Introduction to Environmental Sustainability
Course Number: ESR 140
Transcript Title: Intro to Envtl. Sustainability
Created: September 1, 2012
Updated: December 19, 2014
Total Credits: 4
Lecture Hours: 40
Lecture / Lab Hours: 0
Lab Hours: 0
Satisfies Cultural Literacy requirement: No
Satisfies General Education requirement: No
Grading options: A-F (default), P-NP, audit
Introduces concepts of environmental sustainability and their applications. May include field trips. Prerequisites: WR 115, RD 115 and MTH 20 or equivalent placement test scores. Audit available.
A student will be able to collaboratively and independently:
- Apply an understanding of environmental sustainability relative to human activity.
- Identify the challenges and limitations of achieving environmental sustainability and applying sustainability to their personal life.

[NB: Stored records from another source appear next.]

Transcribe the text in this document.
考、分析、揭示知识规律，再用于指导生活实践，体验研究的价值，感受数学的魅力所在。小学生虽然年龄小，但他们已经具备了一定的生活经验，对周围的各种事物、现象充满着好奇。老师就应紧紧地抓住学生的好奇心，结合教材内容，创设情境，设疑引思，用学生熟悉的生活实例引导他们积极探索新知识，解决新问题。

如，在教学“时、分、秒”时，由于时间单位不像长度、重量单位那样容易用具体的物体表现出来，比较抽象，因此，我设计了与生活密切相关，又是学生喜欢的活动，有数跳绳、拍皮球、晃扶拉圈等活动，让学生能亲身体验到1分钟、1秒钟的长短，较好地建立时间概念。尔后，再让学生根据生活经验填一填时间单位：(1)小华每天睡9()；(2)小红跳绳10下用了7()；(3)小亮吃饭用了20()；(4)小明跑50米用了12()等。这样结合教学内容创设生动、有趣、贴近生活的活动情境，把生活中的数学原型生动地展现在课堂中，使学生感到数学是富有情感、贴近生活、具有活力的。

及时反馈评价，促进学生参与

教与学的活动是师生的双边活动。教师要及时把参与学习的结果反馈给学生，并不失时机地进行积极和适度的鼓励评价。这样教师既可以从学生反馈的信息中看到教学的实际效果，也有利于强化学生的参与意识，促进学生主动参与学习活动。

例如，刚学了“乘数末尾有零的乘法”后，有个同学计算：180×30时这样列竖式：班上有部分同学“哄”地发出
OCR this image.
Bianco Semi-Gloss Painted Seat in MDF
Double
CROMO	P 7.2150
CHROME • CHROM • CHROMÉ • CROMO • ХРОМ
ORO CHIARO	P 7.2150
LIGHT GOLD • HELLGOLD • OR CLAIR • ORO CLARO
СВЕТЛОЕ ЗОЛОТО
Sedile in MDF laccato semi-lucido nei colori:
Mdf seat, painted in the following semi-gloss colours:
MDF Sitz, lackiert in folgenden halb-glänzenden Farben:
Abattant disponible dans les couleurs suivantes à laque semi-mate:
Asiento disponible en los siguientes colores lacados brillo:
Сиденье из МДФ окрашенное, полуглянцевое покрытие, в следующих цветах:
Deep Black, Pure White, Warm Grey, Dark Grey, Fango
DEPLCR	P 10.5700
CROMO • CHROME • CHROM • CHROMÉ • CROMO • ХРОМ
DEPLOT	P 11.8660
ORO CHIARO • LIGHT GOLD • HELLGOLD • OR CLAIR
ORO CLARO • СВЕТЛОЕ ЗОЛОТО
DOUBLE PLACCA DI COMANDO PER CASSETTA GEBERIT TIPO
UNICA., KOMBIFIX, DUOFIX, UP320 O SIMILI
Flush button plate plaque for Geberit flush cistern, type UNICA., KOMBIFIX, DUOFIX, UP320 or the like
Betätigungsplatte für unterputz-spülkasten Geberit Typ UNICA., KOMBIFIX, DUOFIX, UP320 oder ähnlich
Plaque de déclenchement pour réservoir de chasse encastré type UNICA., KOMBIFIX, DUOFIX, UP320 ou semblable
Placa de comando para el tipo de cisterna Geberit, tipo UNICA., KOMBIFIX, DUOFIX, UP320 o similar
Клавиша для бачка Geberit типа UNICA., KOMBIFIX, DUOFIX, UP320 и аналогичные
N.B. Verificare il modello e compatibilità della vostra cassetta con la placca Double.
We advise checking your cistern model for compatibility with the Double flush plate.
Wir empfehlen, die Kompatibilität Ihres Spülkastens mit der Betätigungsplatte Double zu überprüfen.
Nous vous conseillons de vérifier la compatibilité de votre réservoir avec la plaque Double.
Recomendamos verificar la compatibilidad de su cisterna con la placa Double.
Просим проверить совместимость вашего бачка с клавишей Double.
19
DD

- Use critical thinking skills to address environmental sustainability issues in their personal life.
- Use the scientific method in analyzing problems in environmental sustainability.
Outcome Assessment Strategies
- Essay, short answer, and/or multiple choice exams.
- Write-ups of field experiences/journaling.
- Research paper or project on environmental sustainability topic.
- Oral presentations.
Course Activities and Design
Lectures, guest lectures, field trips, student projects, no formal labs.
Course Content (Themes, Concepts, Issues and Skills)
Concepts and Themes
- Basic concepts of environmental systems
- Human impacts and environmental sustainability
- Technology and environmental sustainability
- The roles of the media and culture in environmental sustainability
Process Skills (Competency skills)
- Read and evaluate scientific information
- Use basic math and statistics appropriately
- Understand the scientific method
- Locate and access information
- Think critically
- Collaborate with peers - work effectively in groups
- Present conclusions logically
Columbia Gorge Community College Science Department stands by the following statement about regarding science instruction:
Science is a fundamentally nondogmatic and self-correcting investigatory process. Theories (such as biological evolution and geologic time scale) are developed through scientific investigation are not decided in advance. As such, scientific theories can be and often are modified and revised through observation and experimentation. "Creation science", "Intelligent design" or similar beliefs are not considered legitimate science, but a form of religious advocacy. This position is established by legal precedence (Webster v. New Lenox School District #122, 917 F. 2d 1004).
The Science Department at Columbia Gorge Community College therefore stands with organizations such as the National Association of Biology Teachers in opposing the inclusion of pseudo-sciences in our science curricula except to reference and/or clarify its invalidity.